Italia. Qui nutro un cauto ottimismo. Devo dire che, nonostante le molte e giustificate preoccupazioni per l’ultimo esito elettorale, il sistema democratico ha mostrato di reggere. Le nostre istituzioni appaiono solide, l’opinione pubblica si mostra vigile e partecipe, non si verificano i gravi e continui disordini di piazza che segnano, per esempio, la Francia. Certo, quasi ogni giorno qualche esponente della maggioranza si lascia scappare una “voce dal sen fuggita”, e quasi ogni giorno la cosiddetta sinistra si abbandona a gesti di becera intolleranza, non trovando di meglio da fare che insultare gli avversari o impedire loro di parlare. Quanto mai attuali le memorabili parole di Ennio Flaiano, secondo cui in Italia ci sono due tipi di fascisti, i fascisti e gli antifascisti. Ma ho l’ingenua sensazione che gli italiani, nel complesso, siano un po’ migliori della loro destra e della loro sinistra. E comunque, non vedo politici di primo piano paragonabili, per esempio, a Trump, Putin, Orban oppure (purtroppo, purtroppo, purtroppo) Ben Gvir.

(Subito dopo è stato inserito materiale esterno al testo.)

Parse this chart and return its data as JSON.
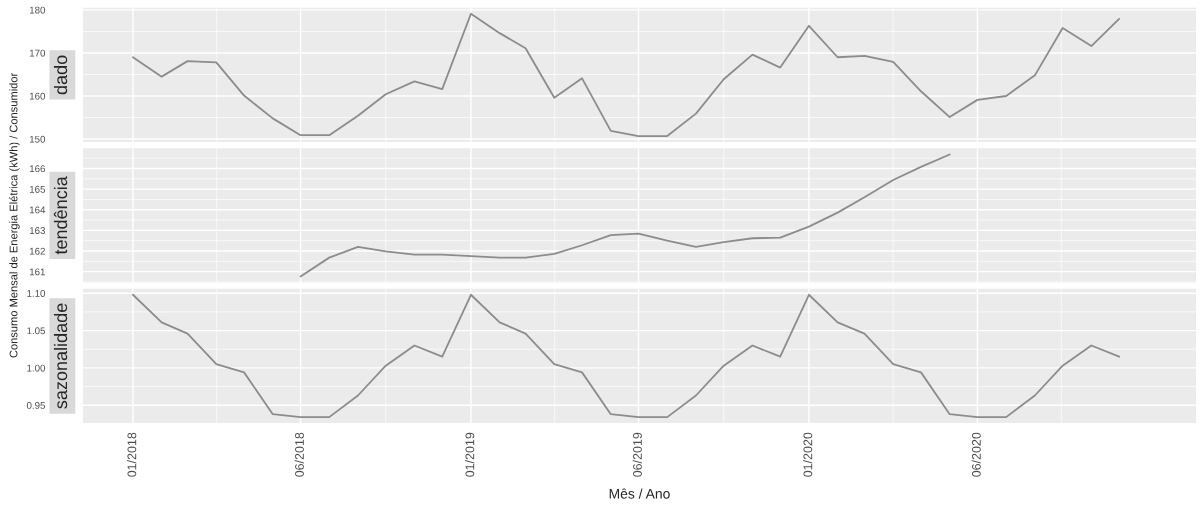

Israele. Ottimismo. Non che non ci siano minacce o pericoli, anzi. Ce ne sono, e tanti. Minacce e pericoli esterni ed interni (a entrambi ho fatto cenno nelle righe di sopra), ed è difficile dire quali siano quelli prevalenti. Io credo che la battaglia, contrariamente a quanto qualcuno pensa, sia unica, perché Israele si difenderà tanto più efficacemente dai nemici esterni quanto meglio saprà preservare i suoi millenari valori morali. Oggi questi valori comprendono anche il concetto di democrazia, ma altri – giustizia, rispetto delle minoranze, sollecitudine, senso del limite, umiltà – risalgono agli antichi profeti biblici, e conservano ancora intatta la loro attualità. Israele deve ascoltare la voce dei suoi padri, e deve sapere distinguere i veri dai falsi profeti. I tanti straordinari amici che ho in quella terra lo stanno facendo, giorno per giorno, con tenacia, fiducia, a volte rabbia, e sono certo che saranno loro a prevalere.